Она протянула руку, которую этот человек в полумонашеском одеянии почтительно пожал обеими руками.
— Барон не говорит, — объяснил Хок.
Она улыбнулась:
— Он говорит глазами.
Он показал ей свое гнездо, желая, чтобы она полюбила этот дом так же, как и он.
Огромный вестибюль был обставлен скупо и строго. К нему примыкала зала, предназначенная для приема гостей. Хок провел Сабби через кухню, где они запустили пальцы в миску со взбитой сметаной; потом он показал ей изысканную обеденную залу, библиотеку и роскошные комнаты для уединения и отдыха. В слабом свете немногочисленных канделябров трудно было понять, какого цвета ткани обтягивают стены комнаты и мебель, но одно было несомненно; безупречный вкус сквозил в убранстве каждой комнаты этого дома.
Наверху он подвел ее к дверям ванной комнаты, а затем небрежным взмахом руки показал, где располагаются комнаты для слуг. После этого они вошли в хозяйскую спальню. Тут каждый с первого взгляда сумел бы определить, что это комната мужчины. Стены были обтянуты темно-красным сафьяном. Светлый персидский ковер отличался необычным орнаментом каймы. На полу перед мраморным камином были разбросаны шкуры рысей и волков. Ряд окон занимал всю ширину одной из стен, и отсюда далеко просматривалась река, а на каменной скамье под окном были набросаны меха и бархатные подушки. Плотные драпировки защищали от сквозняков массивную кровать.
Он привлек ее к себе и спросил, глядя ей в лицо:
— Сабби, ты могла бы быть здесь счастлива?
«Я с ума схожу от любви», — думала она в полнейшем замешательстве.
Он мог слышать шелест ее нижних юбок и вдыхать аромат ее тела — и каждая его частичка отзывалась на ее присутствие.
— Сабби, любимая, я хочу, чтобы ты приходила сюда, ко мне, всегда, когда ты только сможешь улизнуть из дворца.
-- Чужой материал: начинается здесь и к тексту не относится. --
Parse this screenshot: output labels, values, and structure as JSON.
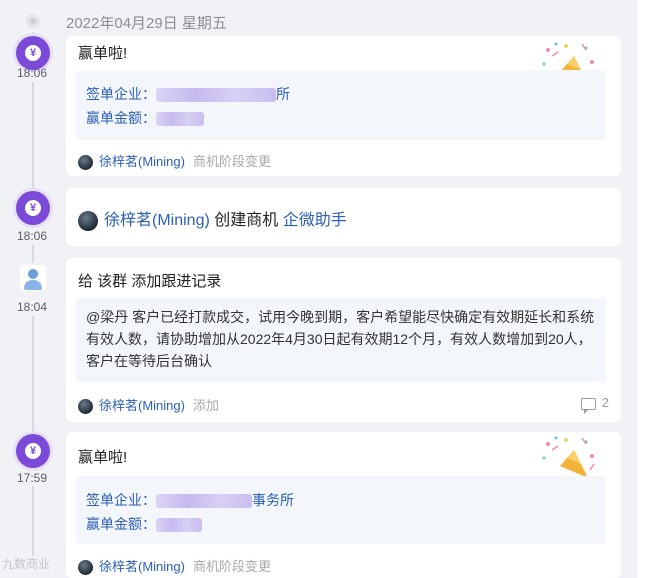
{
  "date_header": {
    "text": "2022年04月29日 星期五"
  },
  "entries": [
    {
      "time": "18:06",
      "title": "赢单啦!",
      "field1_label": "签单企业：",
      "field1_suffix": "所",
      "field2_label": "赢单金额：",
      "author": "徐梓茗(Mining)",
      "action": "商机阶段变更"
    },
    {
      "time": "18:06",
      "author": "徐梓茗(Mining)",
      "verb": "创建商机",
      "source": "企微助手"
    },
    {
      "time": "18:04",
      "title": "给 该群 添加跟进记录",
      "note": "@梁丹 客户已经打款成交，试用今晚到期，客户希望能尽快确定有效期延长和系统有效人数，请协助增加从2022年4月30日起有效期12个月，有效人数增加到20人，客户在等待后台确认",
      "author": "徐梓茗(Mining)",
      "action": "添加",
      "comment_count": "2"
    },
    {
      "time": "17:59",
      "title": "赢单啦!",
      "field1_label": "签单企业：",
      "field1_suffix": "事务所",
      "field2_label": "赢单金额：",
      "author": "徐梓茗(Mining)",
      "action": "商机阶段变更"
    }
  ],
  "watermark": "九数商业",
  "colors": {
    "accent": "#7b4ad8",
    "link": "#2b5fb3",
    "background": "#f1f2f5"
  }
}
— Вы приглашаете меня стать вашей любовницей? Метрессой — так, кажется, это называется?
Он скрипнул зубами:
— Я не хочу причинять урон твоей чести.
Но обстоятельства складываются так, что я не могу предложить тебе ничего, кроме этого.
— Вы имеете в виду королеву? — небрежно поинтересовалась она.
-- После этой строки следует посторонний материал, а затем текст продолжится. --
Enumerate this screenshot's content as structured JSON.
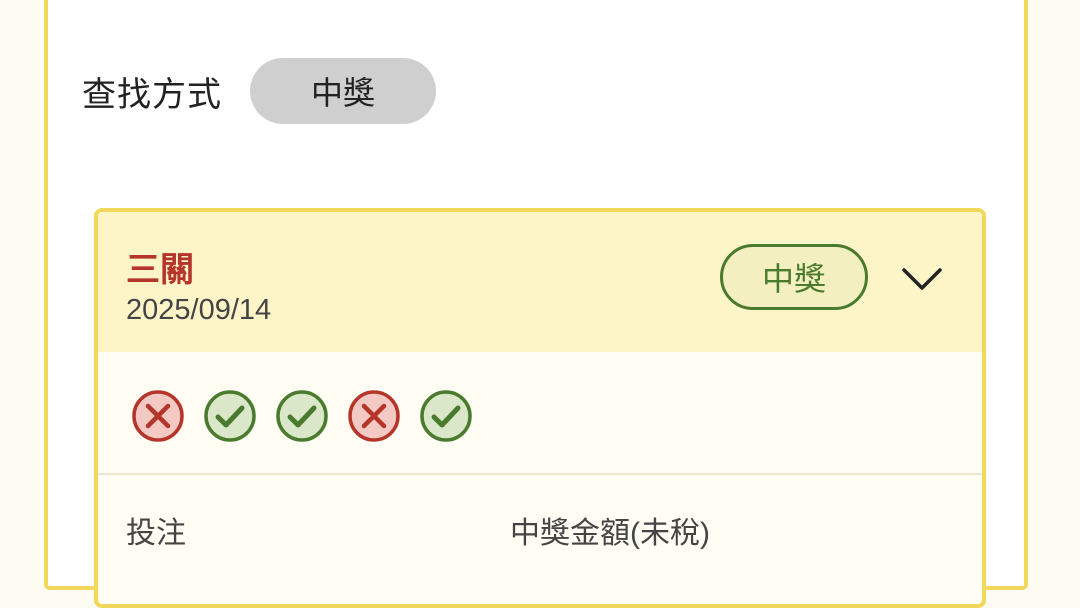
{
  "search": {
    "label": "查找方式",
    "mode": "中獎"
  },
  "result": {
    "game": "三關",
    "date": "2025/09/14",
    "status": "中獎",
    "marks": [
      "cross",
      "check",
      "check",
      "cross",
      "check"
    ],
    "columns": [
      "投注",
      "中獎金額(未稅)"
    ]
  },
  "colors": {
    "accent_border": "#f1d85a",
    "header_bg": "#fdf4c8",
    "game_name": "#b5352a",
    "win_green": "#4a7a2e",
    "lose_red": "#b5352a"
  }
}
— Нет, черт меня подери, я имею в виду то, что я женат. Это тайна, которую я прошу тебя не разглашать. Это брак лишь по названию и ничего не значит для меня, — пылко заверил он ее.
Последние слова вернули ее к действительности. Уж она-то лучше, чем кто-либо другой, знала, что их брак для него — пустое место, но услышать такое признание от него самого, да еще именно тогда, когда он предлагает ей греховное сожительство… Да, такое признание мигом излечило ее от любви.